Nor has it, over the sweep of history, been so. The Supreme Court did not help, but rather hindered, the freeing of slaves in the U.S. In March of 1857, the United States Supreme Court, led by Chief Justice Roger B. Taney, declared that all blacks -- slaves as well as free -- were not and could never become citizens of the United States. The court also declared the 1820 Missouri Compromise unconstitutional, thus permitting slavery in all of the country's territories. (This from Dred Scott Case: the Supreme Court Decision, at http://www.pbs.org/wgbh/aia/part4/4h2933.html.) The Supreme Court, in this instance, played a retrograde role. Four years later (1861), the nation began a bloody Civil War that ultimately ended slavery in the U.S. This was done via the 13th Amendment, without the aid of the Supreme Court. Nor did the Supreme Court help women get the vote in America. This was done via the 19th Amendment. Hence it was the legislatures of the United States, both State and Federal, that gave women the right to vote and freed the slaves---legislatures that Specter finds inadequate. He would sweep aside the legislatures, and the rest of the framework of the Constitution, traded for an all-powerful Supreme Court held in check by nothing but its conscience.

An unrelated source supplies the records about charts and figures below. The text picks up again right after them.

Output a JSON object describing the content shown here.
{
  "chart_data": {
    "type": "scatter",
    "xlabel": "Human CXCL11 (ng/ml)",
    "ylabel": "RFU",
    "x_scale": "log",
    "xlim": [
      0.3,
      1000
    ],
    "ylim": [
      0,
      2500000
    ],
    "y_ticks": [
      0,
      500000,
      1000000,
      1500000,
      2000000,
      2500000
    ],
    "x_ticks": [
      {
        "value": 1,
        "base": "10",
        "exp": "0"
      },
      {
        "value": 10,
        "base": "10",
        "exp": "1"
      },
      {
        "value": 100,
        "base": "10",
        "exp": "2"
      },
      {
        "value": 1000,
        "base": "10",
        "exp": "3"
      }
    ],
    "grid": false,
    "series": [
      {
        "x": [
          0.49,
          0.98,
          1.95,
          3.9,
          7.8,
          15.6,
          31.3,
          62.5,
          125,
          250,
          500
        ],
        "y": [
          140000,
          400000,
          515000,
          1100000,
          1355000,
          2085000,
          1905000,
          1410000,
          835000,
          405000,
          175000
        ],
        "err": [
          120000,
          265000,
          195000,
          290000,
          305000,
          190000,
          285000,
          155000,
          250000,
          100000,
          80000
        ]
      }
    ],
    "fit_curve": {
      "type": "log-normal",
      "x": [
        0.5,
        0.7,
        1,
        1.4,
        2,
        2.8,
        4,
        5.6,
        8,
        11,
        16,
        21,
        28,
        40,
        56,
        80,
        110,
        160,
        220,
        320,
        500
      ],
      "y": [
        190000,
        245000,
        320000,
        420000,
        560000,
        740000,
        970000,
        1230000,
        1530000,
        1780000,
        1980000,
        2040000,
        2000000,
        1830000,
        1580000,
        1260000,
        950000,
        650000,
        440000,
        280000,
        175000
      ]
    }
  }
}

Specter, with his background as a lawyer, has promoted himself as something of an expert in this area. Here is an example of his reasoning. Ultimately (p. 339) my view was that original intent cannot guide constitutional law very much. I suggested another standard, quoting Frankfurter, whom Bork had characterized as one of the stars of the Supreme Court. Frankfurter had quoted Cardozo on fundamental values and used the phrase tradition and conscience in his opinion in Rochin v. California, in which the Supreme Court suppressed evidence pumped from the defendants stomach. Again, the story of America and constitutional law is the story of decency. Original intent and legislative talent [the legislature itself], I told Bork, only take you so far, and beyond that you can rely on Cardozo or Frankfurter to effectuate the values and the tradition of the people without being able to pull out a specific constitutional right.
Dont misunderstand me, as a representative of the say anything to reach the Leftist agenda Left, Specter is an effective representative and I understand why Democrats in Pennsylvania consistently vote for him and why the Democratic leadership nationwide supports him. I just do not buy the idea that a person who votes for him to Chair the Judiciary Committee can call himself a Republican.